Is there any way to show a pyplot figure in Python 2.65, Matplotlib 0.99, without locking everything else? I have a program with a Pmw GUI running on Python 2.75 with Matplotlib 1.

Solution 1:

It looks like you are looking for:

plt.show(block=False) 

or plt.ion:

plt.ion()
plt.show()
# update figure, calc stuff
plt.pause()

Not really sure if they are available in 0.99.

Solution 2:

elyase's answer sent me into the right direction:

import matplotlib
matplotlib.interactive(True)

This at the beginning of a script is what it takes to make sure that matplotlib will always and in all environments create plots in a way that allows scripts to continue running, while allowing the user to manipulate the figure and the code to keep drawing into it.

Matplotlib has two modes of operating: The interactive and the non-interactive, and my script going into the latter mode was the problem.

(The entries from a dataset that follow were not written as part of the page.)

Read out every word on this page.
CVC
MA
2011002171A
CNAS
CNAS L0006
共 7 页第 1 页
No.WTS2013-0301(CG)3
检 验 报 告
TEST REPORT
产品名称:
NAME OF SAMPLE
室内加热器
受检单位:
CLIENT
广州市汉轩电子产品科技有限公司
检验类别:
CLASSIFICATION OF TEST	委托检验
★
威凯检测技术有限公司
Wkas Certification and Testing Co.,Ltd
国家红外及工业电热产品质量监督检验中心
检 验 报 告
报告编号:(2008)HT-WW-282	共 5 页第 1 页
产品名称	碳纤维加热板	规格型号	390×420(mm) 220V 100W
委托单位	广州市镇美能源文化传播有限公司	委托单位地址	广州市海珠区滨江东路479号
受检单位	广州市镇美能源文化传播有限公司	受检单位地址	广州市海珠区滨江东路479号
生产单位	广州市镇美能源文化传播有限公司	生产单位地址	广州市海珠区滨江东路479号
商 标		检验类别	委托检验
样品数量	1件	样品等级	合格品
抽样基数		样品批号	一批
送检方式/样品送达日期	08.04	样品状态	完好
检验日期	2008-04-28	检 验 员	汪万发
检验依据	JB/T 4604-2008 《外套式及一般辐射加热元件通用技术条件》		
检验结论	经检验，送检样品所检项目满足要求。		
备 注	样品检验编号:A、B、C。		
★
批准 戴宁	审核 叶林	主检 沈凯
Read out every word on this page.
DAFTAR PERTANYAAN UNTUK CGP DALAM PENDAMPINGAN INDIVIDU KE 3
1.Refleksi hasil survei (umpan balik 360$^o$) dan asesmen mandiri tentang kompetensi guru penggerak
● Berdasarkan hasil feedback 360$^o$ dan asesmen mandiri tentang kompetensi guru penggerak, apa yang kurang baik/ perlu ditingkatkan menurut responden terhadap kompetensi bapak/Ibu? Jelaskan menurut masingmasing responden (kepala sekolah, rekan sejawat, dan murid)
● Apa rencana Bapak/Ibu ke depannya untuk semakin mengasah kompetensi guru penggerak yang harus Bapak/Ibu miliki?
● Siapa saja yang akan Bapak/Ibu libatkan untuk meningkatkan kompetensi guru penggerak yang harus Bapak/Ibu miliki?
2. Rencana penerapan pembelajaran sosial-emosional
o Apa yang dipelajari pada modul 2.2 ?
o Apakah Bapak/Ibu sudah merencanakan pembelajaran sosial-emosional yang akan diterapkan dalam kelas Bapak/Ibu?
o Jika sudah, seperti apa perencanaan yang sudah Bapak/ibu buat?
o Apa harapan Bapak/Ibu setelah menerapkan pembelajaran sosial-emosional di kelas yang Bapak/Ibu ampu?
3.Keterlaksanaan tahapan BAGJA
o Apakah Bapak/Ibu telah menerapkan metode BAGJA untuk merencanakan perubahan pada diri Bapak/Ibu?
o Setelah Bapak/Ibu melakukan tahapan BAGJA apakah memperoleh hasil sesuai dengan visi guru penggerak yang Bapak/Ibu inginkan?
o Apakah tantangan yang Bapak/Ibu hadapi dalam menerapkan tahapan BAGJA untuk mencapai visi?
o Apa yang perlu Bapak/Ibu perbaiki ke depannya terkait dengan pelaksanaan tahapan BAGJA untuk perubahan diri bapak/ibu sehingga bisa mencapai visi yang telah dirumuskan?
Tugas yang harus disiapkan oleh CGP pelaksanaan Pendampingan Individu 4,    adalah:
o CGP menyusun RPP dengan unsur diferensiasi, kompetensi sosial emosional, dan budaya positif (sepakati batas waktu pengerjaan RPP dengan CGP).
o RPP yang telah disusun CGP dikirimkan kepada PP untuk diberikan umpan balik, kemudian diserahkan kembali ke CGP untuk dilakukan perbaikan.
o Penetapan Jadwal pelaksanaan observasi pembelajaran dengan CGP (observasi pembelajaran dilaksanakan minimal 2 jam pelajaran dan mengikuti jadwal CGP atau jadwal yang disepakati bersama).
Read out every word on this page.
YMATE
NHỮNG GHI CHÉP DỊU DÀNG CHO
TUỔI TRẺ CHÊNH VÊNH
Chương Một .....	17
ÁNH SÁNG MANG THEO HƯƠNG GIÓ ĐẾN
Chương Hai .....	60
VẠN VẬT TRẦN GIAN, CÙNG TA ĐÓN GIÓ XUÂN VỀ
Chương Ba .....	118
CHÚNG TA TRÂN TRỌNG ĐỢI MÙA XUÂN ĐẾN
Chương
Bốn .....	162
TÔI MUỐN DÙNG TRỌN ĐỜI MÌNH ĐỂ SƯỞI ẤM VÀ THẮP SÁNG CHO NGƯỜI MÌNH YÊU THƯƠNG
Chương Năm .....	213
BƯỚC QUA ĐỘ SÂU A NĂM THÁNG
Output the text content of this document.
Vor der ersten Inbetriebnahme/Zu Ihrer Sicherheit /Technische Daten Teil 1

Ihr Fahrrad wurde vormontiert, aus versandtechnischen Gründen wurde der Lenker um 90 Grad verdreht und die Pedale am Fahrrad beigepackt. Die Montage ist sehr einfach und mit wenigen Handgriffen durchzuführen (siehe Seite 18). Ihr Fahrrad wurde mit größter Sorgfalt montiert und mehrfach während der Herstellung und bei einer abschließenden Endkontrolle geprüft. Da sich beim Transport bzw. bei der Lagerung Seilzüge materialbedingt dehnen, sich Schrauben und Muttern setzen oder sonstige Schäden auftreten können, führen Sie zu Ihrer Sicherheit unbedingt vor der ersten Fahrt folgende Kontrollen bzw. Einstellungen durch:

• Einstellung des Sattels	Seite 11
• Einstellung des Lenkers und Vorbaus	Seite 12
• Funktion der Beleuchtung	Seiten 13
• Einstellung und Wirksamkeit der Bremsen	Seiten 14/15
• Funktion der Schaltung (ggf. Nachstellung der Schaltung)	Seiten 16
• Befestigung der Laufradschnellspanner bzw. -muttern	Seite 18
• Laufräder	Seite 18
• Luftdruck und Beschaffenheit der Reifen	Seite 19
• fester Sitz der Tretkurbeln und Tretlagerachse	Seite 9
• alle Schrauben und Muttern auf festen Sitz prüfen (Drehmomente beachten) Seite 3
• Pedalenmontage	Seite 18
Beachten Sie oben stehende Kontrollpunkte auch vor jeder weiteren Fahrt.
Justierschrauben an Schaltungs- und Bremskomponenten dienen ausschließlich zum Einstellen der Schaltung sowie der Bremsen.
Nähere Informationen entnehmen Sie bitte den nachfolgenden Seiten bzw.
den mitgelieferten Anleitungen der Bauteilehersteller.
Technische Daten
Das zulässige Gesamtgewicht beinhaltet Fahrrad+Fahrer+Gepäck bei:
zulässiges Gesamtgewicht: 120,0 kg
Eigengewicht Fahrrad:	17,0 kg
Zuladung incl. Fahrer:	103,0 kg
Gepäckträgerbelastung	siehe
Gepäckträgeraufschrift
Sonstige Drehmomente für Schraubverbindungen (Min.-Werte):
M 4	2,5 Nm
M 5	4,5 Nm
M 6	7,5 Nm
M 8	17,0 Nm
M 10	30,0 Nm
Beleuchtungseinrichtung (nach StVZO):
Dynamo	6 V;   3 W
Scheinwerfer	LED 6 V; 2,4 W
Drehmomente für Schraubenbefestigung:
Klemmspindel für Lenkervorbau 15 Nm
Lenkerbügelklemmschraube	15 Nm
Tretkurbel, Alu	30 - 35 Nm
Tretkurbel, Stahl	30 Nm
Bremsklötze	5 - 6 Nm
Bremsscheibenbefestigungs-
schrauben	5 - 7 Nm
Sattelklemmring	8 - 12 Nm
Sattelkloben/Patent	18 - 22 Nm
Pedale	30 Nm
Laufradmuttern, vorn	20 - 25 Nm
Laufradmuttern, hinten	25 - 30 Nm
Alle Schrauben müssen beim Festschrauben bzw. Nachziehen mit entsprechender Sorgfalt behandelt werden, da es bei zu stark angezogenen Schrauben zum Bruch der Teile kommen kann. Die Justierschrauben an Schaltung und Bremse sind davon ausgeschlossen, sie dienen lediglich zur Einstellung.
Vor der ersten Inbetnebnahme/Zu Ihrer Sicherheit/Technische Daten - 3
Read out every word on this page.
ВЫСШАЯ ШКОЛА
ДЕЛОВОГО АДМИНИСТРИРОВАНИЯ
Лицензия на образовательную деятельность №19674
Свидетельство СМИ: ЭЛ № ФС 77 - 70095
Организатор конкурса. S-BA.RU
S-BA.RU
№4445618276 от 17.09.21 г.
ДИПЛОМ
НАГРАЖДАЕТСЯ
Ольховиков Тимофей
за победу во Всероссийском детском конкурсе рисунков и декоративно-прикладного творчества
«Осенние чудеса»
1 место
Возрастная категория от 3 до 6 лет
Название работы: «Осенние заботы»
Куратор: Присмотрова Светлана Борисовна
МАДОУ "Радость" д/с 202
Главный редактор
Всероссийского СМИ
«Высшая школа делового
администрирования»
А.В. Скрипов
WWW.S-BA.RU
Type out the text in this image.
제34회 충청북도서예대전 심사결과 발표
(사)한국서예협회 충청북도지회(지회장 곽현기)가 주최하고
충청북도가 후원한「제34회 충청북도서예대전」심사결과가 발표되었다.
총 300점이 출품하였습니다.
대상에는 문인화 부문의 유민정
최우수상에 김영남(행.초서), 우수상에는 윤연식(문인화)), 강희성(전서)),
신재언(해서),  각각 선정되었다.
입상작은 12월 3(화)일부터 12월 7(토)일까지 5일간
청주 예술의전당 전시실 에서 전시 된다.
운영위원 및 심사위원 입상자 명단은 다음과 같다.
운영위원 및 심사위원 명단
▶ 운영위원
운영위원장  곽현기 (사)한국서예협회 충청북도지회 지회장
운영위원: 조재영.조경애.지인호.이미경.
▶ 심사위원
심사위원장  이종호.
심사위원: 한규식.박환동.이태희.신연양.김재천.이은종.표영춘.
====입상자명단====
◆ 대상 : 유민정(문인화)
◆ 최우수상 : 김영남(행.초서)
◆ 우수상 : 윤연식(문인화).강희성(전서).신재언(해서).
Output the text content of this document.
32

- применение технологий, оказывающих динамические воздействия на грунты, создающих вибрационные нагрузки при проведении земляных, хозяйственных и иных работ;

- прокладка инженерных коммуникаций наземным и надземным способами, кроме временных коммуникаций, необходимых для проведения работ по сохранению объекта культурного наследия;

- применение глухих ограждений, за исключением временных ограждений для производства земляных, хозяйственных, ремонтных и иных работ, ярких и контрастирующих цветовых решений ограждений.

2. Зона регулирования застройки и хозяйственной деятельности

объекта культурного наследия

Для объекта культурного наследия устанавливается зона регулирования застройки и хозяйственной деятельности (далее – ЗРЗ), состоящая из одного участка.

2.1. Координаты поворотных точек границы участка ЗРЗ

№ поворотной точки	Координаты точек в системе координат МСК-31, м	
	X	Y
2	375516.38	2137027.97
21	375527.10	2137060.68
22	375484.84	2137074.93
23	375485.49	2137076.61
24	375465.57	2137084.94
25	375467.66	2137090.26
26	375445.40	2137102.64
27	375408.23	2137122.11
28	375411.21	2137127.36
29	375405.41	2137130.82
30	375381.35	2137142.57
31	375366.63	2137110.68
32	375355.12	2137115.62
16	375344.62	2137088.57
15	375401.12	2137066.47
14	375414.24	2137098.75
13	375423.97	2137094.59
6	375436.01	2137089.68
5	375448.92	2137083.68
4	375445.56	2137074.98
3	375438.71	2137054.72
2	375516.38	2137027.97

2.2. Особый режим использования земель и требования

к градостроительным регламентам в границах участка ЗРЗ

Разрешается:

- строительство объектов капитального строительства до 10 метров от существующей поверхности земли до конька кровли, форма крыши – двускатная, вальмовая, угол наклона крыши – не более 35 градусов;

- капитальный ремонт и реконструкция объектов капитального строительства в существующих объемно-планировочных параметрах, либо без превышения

I have still no idea why this is the default behaviour in some cases and not in others (had believed it was one standard setting per matplotlib installation). Since other scripts are able to run without the above. and there must be something that my script inadvertently does to land in non-interactive mode, but the above code is what will override the setting, come what may; at least in all scenarios I've tried so far: python 2.75, matplotlib 1.3.1 using Spyder's regular and dedicated shells and system shells, and Py 2.65, matplotlib 0.99, using system shells and IDLE.

P.S.: This does not seem to help on Linux. I tried to run the same skript (Tkinter GUI that opens plots, is able to draw into existing plots) on SuSE 13.1 (current version of python 2.7 and all libraries) and no single plot window pops up until the GUI is closed, and then they all jump at me ... it seems that it's not trivial to make matplotlib behave the same everywhere.